St. Rose representatives didn't comment on Furillo's allegations by press time.

Burke called the allegations "preposterous," and said they have "no merit whatsoever."

It's been a bruising year for the two unions and the 1,000 or so nurses who work for St. Rose.

The California Nurses Association began organizing locally in late 2007 after a group of nurses asked them to enter the market. In April, the union gained ammunition for its organizing efforts when word leaked that the U.S. Department of Labor was investigating whether the SEIU illegally used employer money to produce campaign materials for specific candidates in its September 2007 election of new officials. Then came May's bitterly contested union election. And in June, Jane McAlevey, the former executive director of SEIU's local chapter, and Vicky Hedderman, its then-president, stepped down to give the union "opportunity to have new leadership and unity moving forward," a spokeswoman said then.

The two sides even fought over the October labor agreement the SEIU negotiated. The SEIU said the contract calls for raises of up to 38.2 percent over four years; the CNA says that's the raise one worker will get following a grievance process. The rest of the SEIU's members will get pay increases of 14 percent to 18 percent, Furillo said.

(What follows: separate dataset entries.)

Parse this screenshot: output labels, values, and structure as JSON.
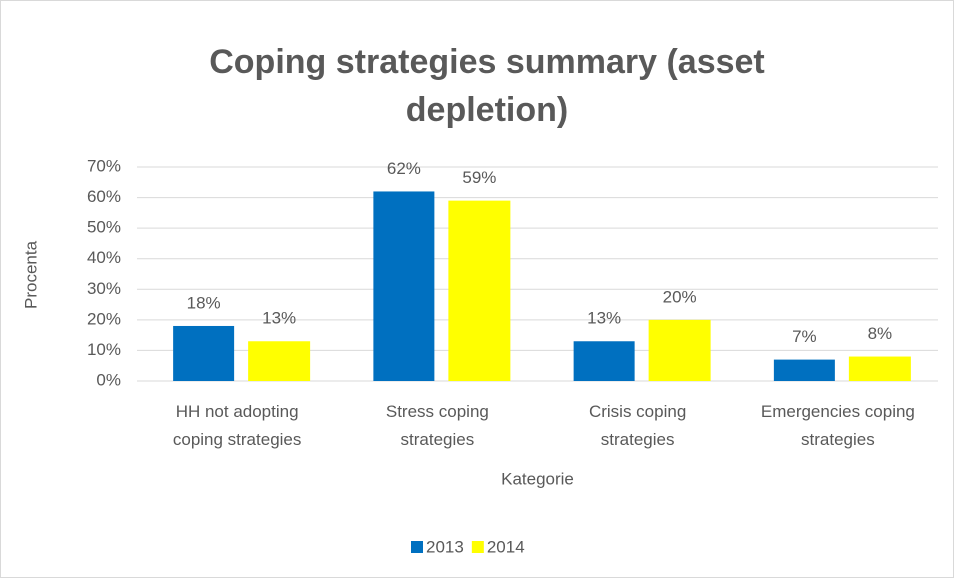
{
  "chart_data": {
    "type": "bar",
    "title": "Coping strategies summary (asset\ndepletion)",
    "x_label": "Kategorie",
    "y_label": "Procenta",
    "categories": [
      "HH not adopting\ncoping strategies",
      "Stress coping\nstrategies",
      "Crisis coping\nstrategies",
      "Emergencies coping\nstrategies"
    ],
    "series": [
      {
        "name": "2013",
        "color": "#0070c0",
        "values": [
          18,
          62,
          13,
          7
        ],
        "value_labels": [
          "18%",
          "62%",
          "13%",
          "7%"
        ]
      },
      {
        "name": "2014",
        "color": "#ffff00",
        "values": [
          13,
          59,
          20,
          8
        ],
        "value_labels": [
          "13%",
          "59%",
          "20%",
          "8%"
        ]
      }
    ],
    "ylim": [
      0,
      70
    ],
    "yticks": [
      {
        "value": 0,
        "label": "0%"
      },
      {
        "value": 10,
        "label": "10%"
      },
      {
        "value": 20,
        "label": "20%"
      },
      {
        "value": 30,
        "label": "30%"
      },
      {
        "value": 40,
        "label": "40%"
      },
      {
        "value": 50,
        "label": "50%"
      },
      {
        "value": 60,
        "label": "60%"
      },
      {
        "value": 70,
        "label": "70%"
      }
    ],
    "grid": true,
    "legend": "bottom"
  }
}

The battle could go well into 2009.

The labor relations board will hold individual hearings on each of the 11 contested votes, a process Furillo doesn't expect to happen until after the holidays. In the meantime, the California Nurses Association has a week to decide whether it will file objections over how the election was conducted. If the labor relations board finds objectionable conduct, the remedy could be a third election, Furillo said.

"I am entirely confident we will represent the nurses (at St. Rose)," Furillo said.

But Burke said he's confident the election's results will hold, because both parties agreed that the winner of this latest runoff would take all. He also expects the contested votes to go in the SEIU's favor.

"They're just trying to save face and buy some time," he said.